Gordon Reid, Professional wheelchair tennis player
He is one of the UK’s highest-profile athletes and it’s not hard to see why. Only two years ago Gordon won his first Grand Slam titles in doubles with wins at the French and US Open along with partner Shingo Kunieda. Since then he’s won the Wimbledon and Australian Open singles titles, and landed a gold medal at the 2016 Paralympics in Rio.In 2014 and 2015 Gordon was named Tennis Scotland International Player of the Year, sharing the accolade with Sir Andy Murray in 2015.
Andrew Mullen, Paralympic Swimmer
Anyone familiar with Scottish Parasports will be familiar with the name Andrew Mullen. Despite being only 20, Andrew – born with a shortened left leg – recently returned from Rio 2016, his second Paralympics. It was another success for the Glaswegian, after he secured a silver medal, in the 50m backstroke S5, and two bronzes, in the 100m freestyle S5 and the 200m freestyle S5. And that’s in addition to the seven gold medals he’s won over the past three years in the European Championships.
Parasport personality (women)
Libby Clegg, Paralympic sprinter
Ex-ballet dancer Libby Clegg took up athletics at the age of 10, originally competing in cross country and middle distance events. She moved into sprinting and, in 2006, the then-16-year-old burst on to the international scene with a silver medal in the T12 200m at the World Championships in Holland.
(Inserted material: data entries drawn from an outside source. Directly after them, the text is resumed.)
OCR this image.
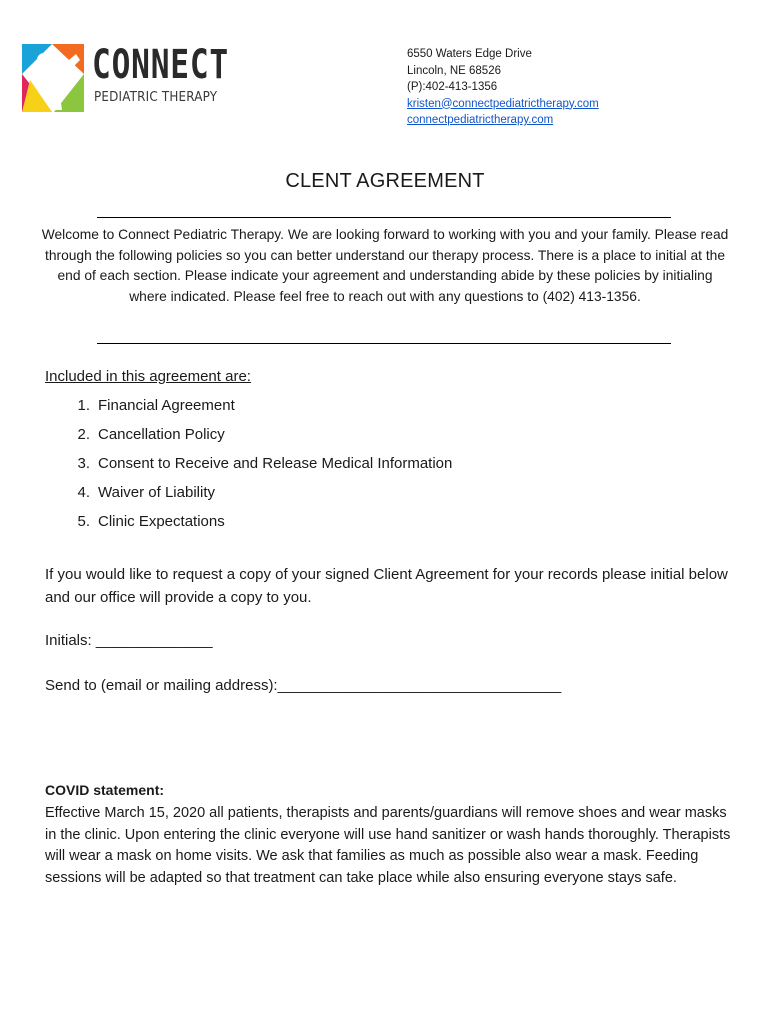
CONNECT
PEDIATRIC THERAPY
6550 Waters Edge Drive
Lincoln, NE 68526
(P):402-413-1356
kristen@connectpediatrictherapy.com
connectpediatrictherapy.com
CLENT AGREEMENT
Welcome to Connect Pediatric Therapy. We are looking forward to working with you and your family. Please read through the following policies so you can better understand our therapy process. There is a place to initial at the end of each section. Please indicate your agreement and understanding abide by these policies by initialing where indicated. Please feel free to reach out with any questions to (402) 413-1356.
Included in this agreement are:
1. Financial Agreement
2. Cancellation Policy
3. Consent to Receive and Release Medical Information
4. Waiver of Liability
5. Clinic Expectations
If you would like to request a copy of your signed Client Agreement for your records please initial below and our office will provide a copy to you.
Initials: ______________
Send to (email or mailing address):__________________________________
COVID statement:
Effective March 15, 2020 all patients, therapists and parents/guardians will remove shoes and wear masks in the clinic. Upon entering the clinic everyone will use hand sanitizer or wash hands thoroughly. Therapists will wear a mask on home visits. We ask that families as much as possible also wear a mask. Feeding sessions will be adapted so that treatment can take place while also ensuring everyone stays safe.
Libby made her Paralympic debut in Beijing in 2008, winning a silver medal in the T12 100m, and followed that up with two golds in Rio, in the 100m T11, and the 200m T11. The 26-year-old, who has eye condition Stargardt’s macular dystrophy, is one of Scotland’s most decorated track competitors.
Maria Lyle, Paralympic sprinter
Sprinter Maria Lyle could hardly have made a bigger impact when she burst on to the scene less than three years ago. At the tender age of 14, Maria broke the world record in the 200m sprint T35 and since then has secured her spot as one of Scotland’s top Parasports athletes. Maria, from Dunbar, was born with cerebral palsy and, despite being only 16, has added an incredible haul of titles in her short career.She’s landed five gold medals at the European Championships, a gold and two silver medals at the World Championships, and in Rio she won a silver medal (in the 4 × 100m T35-38) and two bronze positions.
Alison Patrick, Paralympic Paratriathlon
She went from the field of athletics to the gruelling triathlon event where she has thrived. Dunfermline’s Alison Patrick has 10% vision and competes with a guide athlete – they swim and run while tethered together, and share a tandem cycle.She began competing in the sport in 2013 and a year later landed the ITU Paratriathlon world title .At Rio, 29-year-old Alison, along with guide Hazel Smith, landed a sensational silver medal in the triathlon PT5 event.
Jo Butterfield, Paralympic club throwing
Originally a wheelchair basketball player, Jo Butterfield, from Glasgow, moved to athletics where she made an instant impact. On her European Championship debut in Swansea three years ago, Jo won gold in the F32/51 Club Throw. She followed that up in 2015 with a gold in the same event at the World Championships in Doha, then another European title at Grosseto in Italy last year. But in Rio her crowning glory came when she obliterated her own world record with a throw of 22.81 metres.